Research Area B Ageing in a Transcultural Context (B19)
Project Leader: Christiane Brosius, Axel Michaels, Andreas Kruse
Project Members: Jakob Gross, Roberta Mandoki, Annika Mayer
This interdisciplinary research group – including Christiane Brosius (Visual and Media Anthropology, HCTS), Axel Michaels (Indology, SAI), Andreas Kruse (Gerontology, Institute of Gerontology), Roberta Mandoki and Annika Mayer (Cultural Anthropology, HCTS) – focused on ageing in a transcultural urban context.
Asia witnesses drastic demographic dynamics and asymmetries in the structures of ageing. As longevity and urbanisation are simultaneously on the rise there is a strong need for urban ethnography that captures the experience of ageing within cities. The research group reflected the transcultural entanglements that take place as Euro-American concepts of generation, family, age and ageing have travelled to India and Nepal and the other way around. Transcultural entanglements are a rich repository to examine – and further challenge – the often proclaimed view that with “modernization” and “westernization” the respect for old people has vanished and multigenerational household or joint families allegedly have eroded. Far from being deteriorated, the generations have taken new steps to renegotiate and invest in the intergenerational contract. Notions such as “global”, “modern” or “Western” are both embraced and rejected, depending on the context.

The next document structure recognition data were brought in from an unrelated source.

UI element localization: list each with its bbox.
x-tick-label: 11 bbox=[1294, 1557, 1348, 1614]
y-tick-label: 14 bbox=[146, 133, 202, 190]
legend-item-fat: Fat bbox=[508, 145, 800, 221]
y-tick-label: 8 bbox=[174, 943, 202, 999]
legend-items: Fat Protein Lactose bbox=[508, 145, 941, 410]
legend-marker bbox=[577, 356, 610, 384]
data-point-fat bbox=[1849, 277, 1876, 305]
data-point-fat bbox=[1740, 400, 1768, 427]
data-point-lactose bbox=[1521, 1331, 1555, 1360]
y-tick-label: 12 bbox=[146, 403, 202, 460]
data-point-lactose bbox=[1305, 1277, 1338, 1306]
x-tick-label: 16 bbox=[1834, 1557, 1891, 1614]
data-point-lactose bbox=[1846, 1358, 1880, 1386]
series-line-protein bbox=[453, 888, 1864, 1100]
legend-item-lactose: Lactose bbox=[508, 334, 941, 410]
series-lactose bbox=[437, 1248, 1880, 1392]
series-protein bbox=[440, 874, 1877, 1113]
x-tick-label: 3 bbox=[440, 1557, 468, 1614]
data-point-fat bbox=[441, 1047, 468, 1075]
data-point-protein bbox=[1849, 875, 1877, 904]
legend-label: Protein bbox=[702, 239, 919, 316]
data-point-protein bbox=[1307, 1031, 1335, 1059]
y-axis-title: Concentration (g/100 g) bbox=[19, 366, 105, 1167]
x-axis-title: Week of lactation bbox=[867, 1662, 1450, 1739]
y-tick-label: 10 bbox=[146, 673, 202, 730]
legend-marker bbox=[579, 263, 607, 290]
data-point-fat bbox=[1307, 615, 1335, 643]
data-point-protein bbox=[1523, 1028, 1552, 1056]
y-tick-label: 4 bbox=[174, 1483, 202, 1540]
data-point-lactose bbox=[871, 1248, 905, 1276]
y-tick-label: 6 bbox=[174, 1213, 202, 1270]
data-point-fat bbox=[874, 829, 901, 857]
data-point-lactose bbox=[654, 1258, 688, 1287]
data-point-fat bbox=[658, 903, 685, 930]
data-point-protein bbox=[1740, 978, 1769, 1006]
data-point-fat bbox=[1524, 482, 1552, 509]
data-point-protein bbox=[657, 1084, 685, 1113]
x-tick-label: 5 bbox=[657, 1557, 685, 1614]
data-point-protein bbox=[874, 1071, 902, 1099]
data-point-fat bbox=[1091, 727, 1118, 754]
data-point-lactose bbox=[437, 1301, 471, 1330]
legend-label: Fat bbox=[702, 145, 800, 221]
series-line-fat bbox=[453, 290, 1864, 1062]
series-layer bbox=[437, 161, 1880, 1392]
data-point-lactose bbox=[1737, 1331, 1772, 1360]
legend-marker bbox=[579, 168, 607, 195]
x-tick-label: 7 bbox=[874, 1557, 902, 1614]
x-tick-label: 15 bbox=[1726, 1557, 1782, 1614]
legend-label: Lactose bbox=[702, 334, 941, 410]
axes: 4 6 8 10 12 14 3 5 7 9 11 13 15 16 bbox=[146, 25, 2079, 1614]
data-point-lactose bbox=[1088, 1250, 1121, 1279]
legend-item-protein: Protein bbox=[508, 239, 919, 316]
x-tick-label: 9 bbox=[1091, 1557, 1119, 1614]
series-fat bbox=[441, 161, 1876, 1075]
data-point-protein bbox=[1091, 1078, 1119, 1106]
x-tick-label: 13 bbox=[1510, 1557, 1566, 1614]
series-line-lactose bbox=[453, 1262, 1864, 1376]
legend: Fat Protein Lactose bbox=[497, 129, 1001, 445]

To gain new insights into the imagination of ageing in a transcultural context media representations as repositories of narratives and representations, sounding boards and catalysts of social change and geronto-imaginaries played a crucial role in the subprojects. Media imaginaries are arguably the most prominent signifier of what appears to be a globalizing narrative of ageing. At the same time, careful analysis of a wide range of media cultures across disciplinary boundaries provided a more differentiated understanding when mainstream representations and narratives of ageing are juxtaposed against their trans/local reception, and studied through a necessary transmediality of hitherto marginalised media texts and sources in diverse formats of film, television soaps, magazines, advertisement or online media channels.
These objectives allowed the researchers to capture discrepant experience of ageing between highly dynamic social imaginaries and mobility on the one hand and relatively slowly changing inter-generational discourses and narratives, on the other. The research group therefore employed the tools of critical media anthropology and ethnography to study how globalizing scripts of generativity need to be critiqued or adapted under the conditions of the developmental states, high-speed urbanisation and transitioning consumer societies of (South) Asia. One of the key foci was India's capital Delhi, another the urbanizing region of the Kathmandu Valley in Nepal.
The research group cooperated with the Global Aging Network Institute for European Global Studies, University of Basel, Switzerland.